Customize: Allow post/page stubs to be edited in WP Admin as "customization drafts" when changeset is saved as draft or scheduled.

  • Update stubs to have draft status when changeset is saved as draft, instead of preventing auto-draft garbage collection by giving them a far-future post_date.
  • Show notice in publish metabox when editing a customization draft indicating that it will be published automatically with its changeset; a link to Customizer is included.
  • Include a new "Customization Draft" display post state in the post list table.
  • Disconnect stubs from their changesets when they are updated with a status other than "Draft".
  • Trash customization drafts when their related changeset is trashed or deleted.
  • Add a _customize_changeset_uuid postmeta to stubs to link them with their associated changeset.
  • Include customize_changeset_uuid as context when requesting to insert a new auto-draft.

Props westonruter, melchoyce.
See #39896, #39752, #34923.
Fixes #42220.

This ticket was mentioned in Slack in #core-js by westonruter. View the logs.


7 years ago

This ticket was mentioned in Slack in #design by boemedia. View the logs.


6 years ago

#21 @JoshuaWold
6 years ago

We just discussed this one in the design triage sync in Slack. In order to make sure we give the most effective feedback it'd be helpful if we could see a short video walkthrough or a few screenshots showing what's going on. :)
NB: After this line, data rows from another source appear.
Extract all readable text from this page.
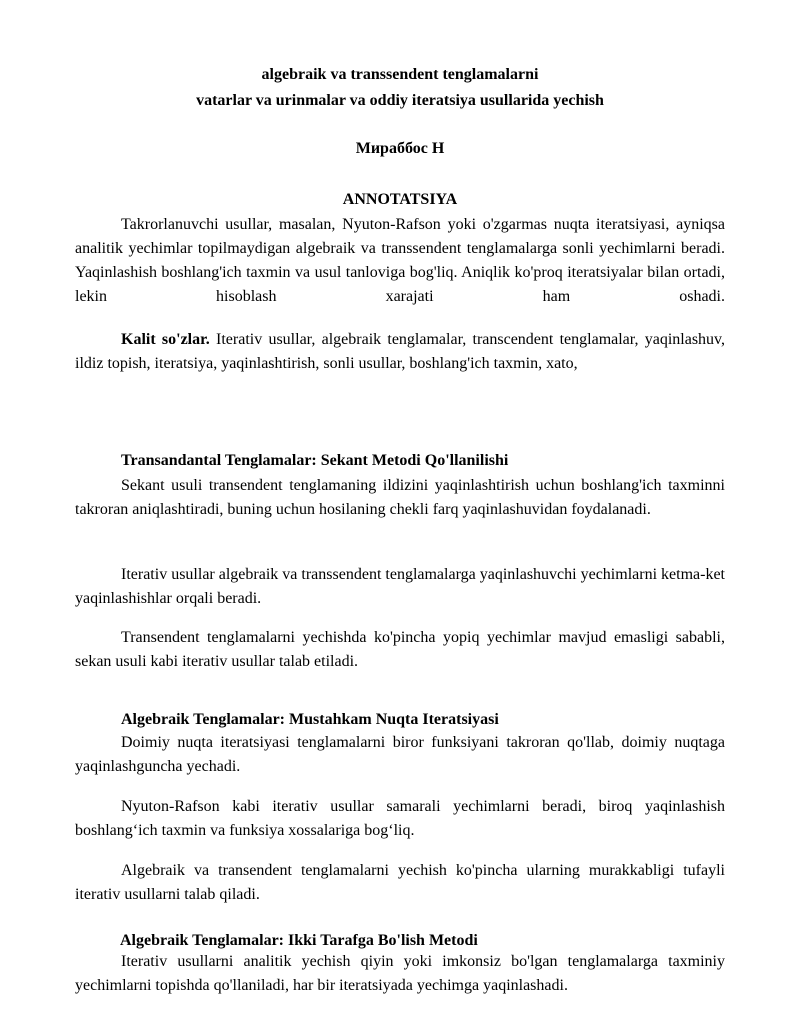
algebraik va transsendent tenglamalarni
vatarlar va urinmalar va oddiy iteratsiya usullarida yechish
Мираббос Н
ANNOTATSIYA
Takrorlanuvchi usullar, masalan, Nyuton-Rafson yoki o'zgarmas nuqta iteratsiyasi, ayniqsa analitik yechimlar topilmaydigan algebraik va transsendent tenglamalarga sonli yechimlarni beradi. Yaqinlashish boshlang'ich taxmin va usul tanloviga bog'liq. Aniqlik ko'proq iteratsiyalar bilan ortadi, lekin hisoblash xarajati ham oshadi.
Kalit so'zlar. Iterativ usullar, algebraik tenglamalar, transcendent tenglamalar, yaqinlashuv, ildiz topish, iteratsiya, yaqinlashtirish, sonli usullar, boshlang'ich taxmin, xato,
Transandantal Tenglamalar: Sekant Metodi Qo'llanilishi
Sekant usuli transendent tenglamaning ildizini yaqinlashtirish uchun boshlang'ich taxminni takroran aniqlashtiradi, buning uchun hosilaning chekli farq yaqinlashuvidan foydalanadi.
Iterativ usullar algebraik va transsendent tenglamalarga yaqinlashuvchi yechimlarni ketma-ket yaqinlashishlar orqali beradi.
Transendent tenglamalarni yechishda ko'pincha yopiq yechimlar mavjud emasligi sababli, sekan usuli kabi iterativ usullar talab etiladi.
Algebraik Tenglamalar: Mustahkam Nuqta Iteratsiyasi
Doimiy nuqta iteratsiyasi tenglamalarni biror funksiyani takroran qo'llab, doimiy nuqtaga yaqinlashguncha yechadi.
Nyuton-Rafson kabi iterativ usullar samarali yechimlarni beradi, biroq yaqinlashish boshlang‘ich taxmin va funksiya xossalariga bog‘liq.
Algebraik va transendent tenglamalarni yechish ko'pincha ularning murakkabligi tufayli iterativ usullarni talab qiladi.
Algebraik Tenglamalar: Ikki Tarafga Bo'lish Metodi
Iterativ usullarni analitik yechish qiyin yoki imkonsiz bo'lgan tenglamalarga taxminiy yechimlarni topishda qo'llaniladi, har bir iteratsiyada yechimga yaqinlashadi.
This ticket was mentioned in Slack in #design by karmatosed. View the logs.


4 years ago

#23 @ibdz
4 years ago

  • Keywords needs-screenshots added; ux-feedback removed

#24 @celloexpressions
4 years ago

  • Keywords needs-design added; ui-feedback needs-screenshots removed
  • Type changed from enhancement to feature request

This actually needs a new design proposal now, for how the Gutenberg editor will integrate with the customizer (15). The result is a unified interface for editing any aspect of a site with contextual live preview (and unified drafting/scheduling/publishing options). There are two fundamental design directions that this could go in:

  1. Separate that editor from the front-end preview. Similar to the editor in wp-admin. The disadvantage is that the preview gets less "live", but it may be an easier technical implementation. UI could live in a sidebar or in a full-screen overlay that gets toggled with the preview similar to the mobile customizer interface.
  2. Integrate the editor into the front-end preview. This could be similar to the wp-admin editor with a sidebar for post- and block-level controls, with the actual editing happening inline on the frontend of the site. Other aspects of site editing would also move from the customize sidebar into the preview in this scheme. The preview should retain the ability to navigate to different pages on the site during the editing process, complicating the technical implementation. This is the general approach that I advocated for above in this ticket.